All protein fibers contain the elements carbon, hydrogen, oxygen, and nitrogen. Wool contains sulfur as well. In each protein fiber, these elements are combined in different arrangements. As a result, properties of the various protein fibers may show some striking differences. Even so, these fibers share a number of common properties.
Protein fibers, except silk, tend to be weaker than cellulosic fibers, and they are weaker wet than dry. Fabrics made from protein fibers must be handled with care during laundering or wet processing. They do, however, as a general rule have greater resilience and elongation than cellulosic fibers. They are more resistant to wrinkling and hold their shape better. Specific gravity of protein fibers tends to be lower than that of cellulose, so fabrics made from these fibers feel lighter in weight than comparable fabrics made from cellulosic fibers.
Fibers from the protein family do not burn as readily as the cellulosics. When set aflame, they may extinguish themselves. Burned fibers smell like burning hair, flesh, or feathers. Protein fibers tend to be damaged by dry heat and should be ironed with a press cloth or steam. Wool and silk require lower ironing temperatures than cotton and linen.
Chemical properties common to most protein fibers include susceptibility to damage by bases and by oxidizing agents, especially chlorine bleach.
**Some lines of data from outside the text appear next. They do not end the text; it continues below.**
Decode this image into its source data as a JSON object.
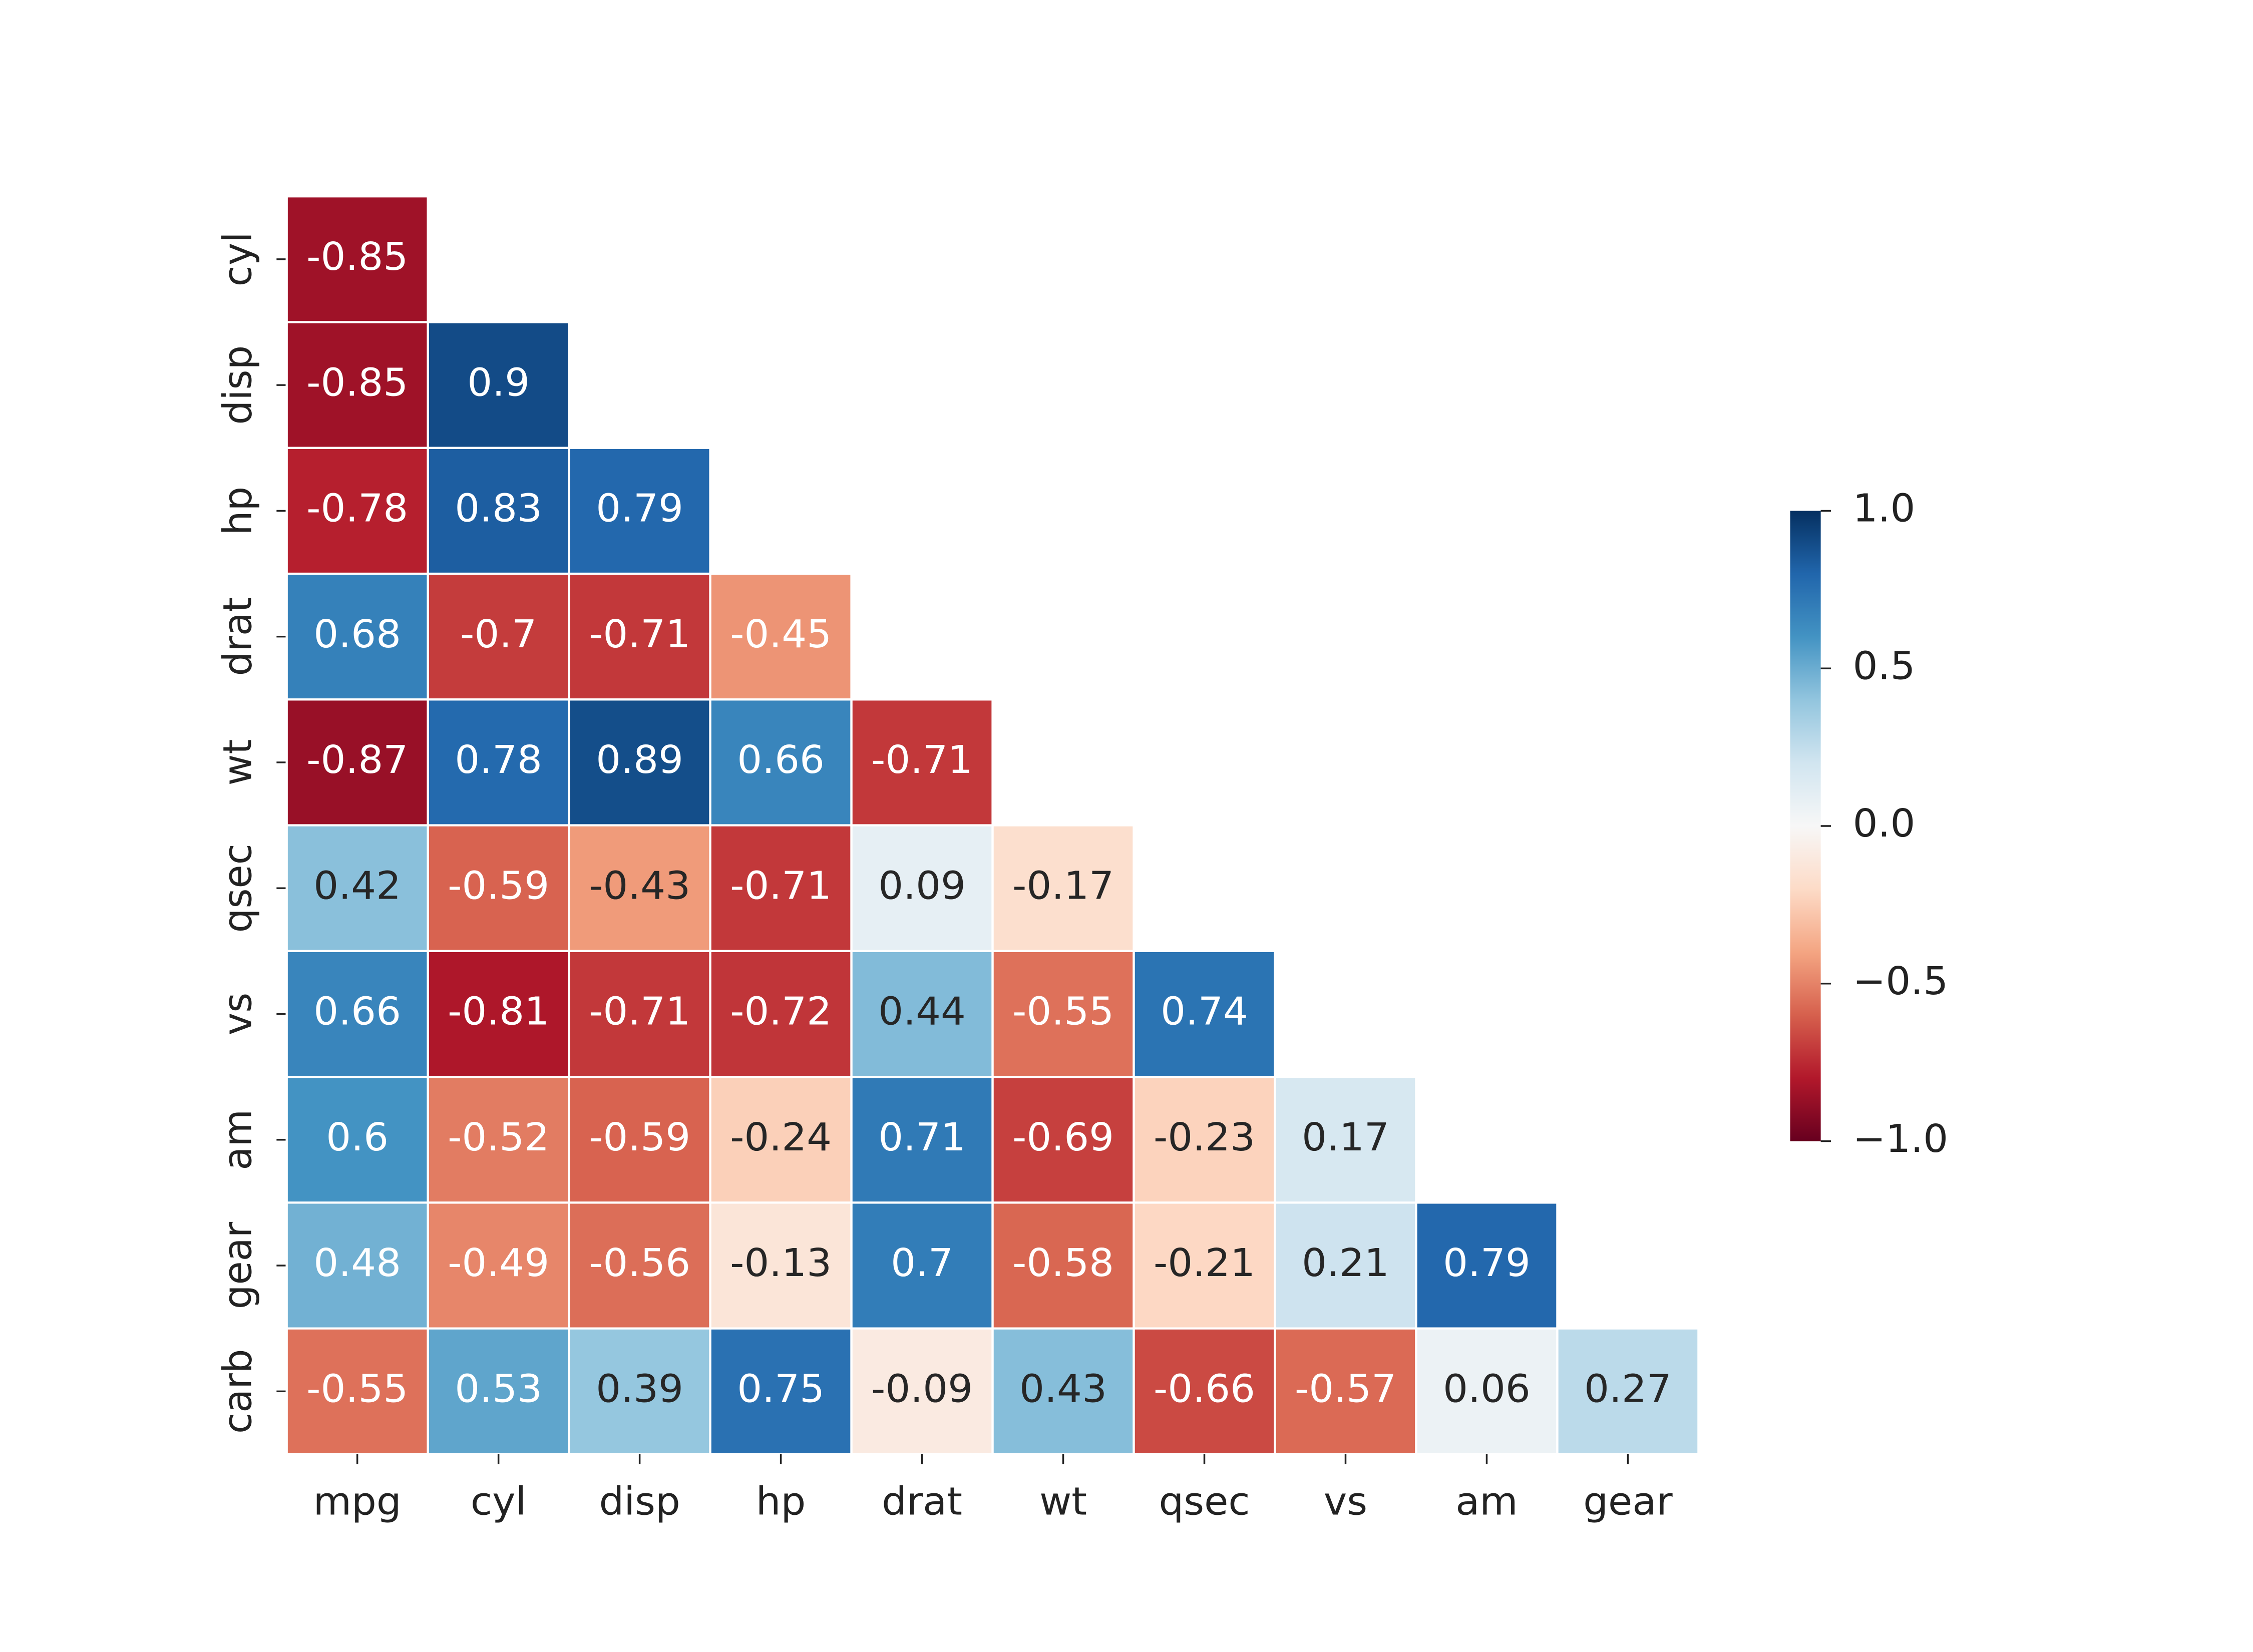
{
  "chart_data": {
    "type": "heatmap",
    "columns": [
      "mpg",
      "cyl",
      "disp",
      "hp",
      "drat",
      "wt",
      "qsec",
      "vs",
      "am",
      "gear"
    ],
    "rows": [
      "cyl",
      "disp",
      "hp",
      "drat",
      "wt",
      "qsec",
      "vs",
      "am",
      "gear",
      "carb"
    ],
    "values": [
      [
        -0.85,
        null,
        null,
        null,
        null,
        null,
        null,
        null,
        null,
        null
      ],
      [
        -0.85,
        0.9,
        null,
        null,
        null,
        null,
        null,
        null,
        null,
        null
      ],
      [
        -0.78,
        0.83,
        0.79,
        null,
        null,
        null,
        null,
        null,
        null,
        null
      ],
      [
        0.68,
        -0.7,
        -0.71,
        -0.45,
        null,
        null,
        null,
        null,
        null,
        null
      ],
      [
        -0.87,
        0.78,
        0.89,
        0.66,
        -0.71,
        null,
        null,
        null,
        null,
        null
      ],
      [
        0.42,
        -0.59,
        -0.43,
        -0.71,
        0.09,
        -0.17,
        null,
        null,
        null,
        null
      ],
      [
        0.66,
        -0.81,
        -0.71,
        -0.72,
        0.44,
        -0.55,
        0.74,
        null,
        null,
        null
      ],
      [
        0.6,
        -0.52,
        -0.59,
        -0.24,
        0.71,
        -0.69,
        -0.23,
        0.17,
        null,
        null
      ],
      [
        0.48,
        -0.49,
        -0.56,
        -0.13,
        0.7,
        -0.58,
        -0.21,
        0.21,
        0.79,
        null
      ],
      [
        -0.55,
        0.53,
        0.39,
        0.75,
        -0.09,
        0.43,
        -0.66,
        -0.57,
        0.06,
        0.27
      ]
    ],
    "zlim": [
      -1,
      1
    ],
    "colorbar_ticks": [
      {
        "value": 1,
        "label": "1.0"
      },
      {
        "value": 0.5,
        "label": "0.5"
      },
      {
        "value": 0,
        "label": "0.0"
      },
      {
        "value": -0.5,
        "label": "−0.5"
      },
      {
        "value": -1,
        "label": "−1.0"
      }
    ],
    "colormap": [
      "#67001f",
      "#b2182b",
      "#d6604d",
      "#f4a582",
      "#fddbc7",
      "#f7f7f7",
      "#d1e5f0",
      "#92c5de",
      "#4393c3",
      "#2166ac",
      "#053061"
    ]
  }
}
Like human hair, they should be cleaned with solutions that are pH balanced, that is, neutral or slightly acidic. Strongly alkaline soaps and detergents can damage fabrics made of protein fibers, but acids have less effect than on cellulosic fibers. Fabrics can be bleached safely with hydrogen peroxide, as can human hair, but chlorine bleaches are harmful to these fibers.
Sunlight discolors white fabrics made from protein fibers, turning them yellow after extended exposure. Although wool has better resistance to sunlight than cotton, it will degrade on prolonged exposure. Silk degrades readily on exposure to sunlight.
Wool Fiber
Wool is a protein fiber chiefly composed of keratin. It is a natural, highly crimped protein hair fiber derived from different breeds of sheep such as Merino, Lincoln, and Sussex, among others. Worsted fabrics are made from highly twisted yarns of long fine wool fibers, usually blended with polyester fiber, whereas woolen fabrics are made from less twisted yarns of coarser wool fibers.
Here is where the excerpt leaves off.